Being a top sportsman requires sacrifices.

For example, Rush shares that although he does not like to eat first thing in the morning, he made himself eat boiled or scrambled eggs in the morning during training as it was important to have regular meals.

“You need dedication both on and off the pitch, to be disciplined and have the right food,” he says.

“You have to sacrifice things to be successful, and that’s what all these players do.”

And he did it for so long that even now, he keeps to much the same diet.

“From my point of view, I’ve been doing it for so long anyway, I like to keep it the same.

“A lot of players when they do stop playing football, they put on lots of weight. That is simply because they trained so hard when they played, that when they stop playing, they just come to their normal weight,” he explains.

“But I think it’s important, especially for the job I’m doing as well, I like to keep myself fit, and keep to some sort of diet because the kids that I train most probably didn’t see me play – it’s the parents that have seen me – so if you’re not fit and when you’re demonstrating, they might think, ‘Are you sure he’s played football? Look at the size of him.’” So it is a matter of professional pride with him to keep as fit as he can.

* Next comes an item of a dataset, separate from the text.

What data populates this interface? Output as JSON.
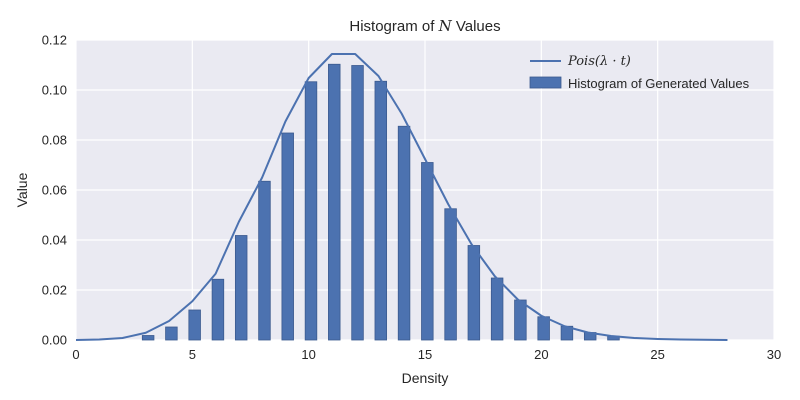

Rush’s current fitness regime consists of running everyday for about 20 to 90 minutes, depending on his schedule.

He also goes to the gym two to three times a week, and does a lot of leg weights, just like when he was playing professionally, although not as intensely.

In addition, he continues to play games for the Liverpool FC Former Players Association, and trains with the Liverpool team when they prepare for matches.

He adds that the running also helps to settle his mind and gets him ready for the day ahead.

Rush was in town to help launch the collaboration between Liverpool FC and Kraft Foods to help discover and train Malaysian footballers between 12 and 15 years of age.

The year-long exercise will see these young football players being trained locally by a Liverpool FC Academy coach, as well as local coaches.

The best three players will have the opportunity to undergo a training stint at the academy itself in Britain, as well as attend a match at Anfield.

This article was published in www.thestar.com.my on 16 March 2011.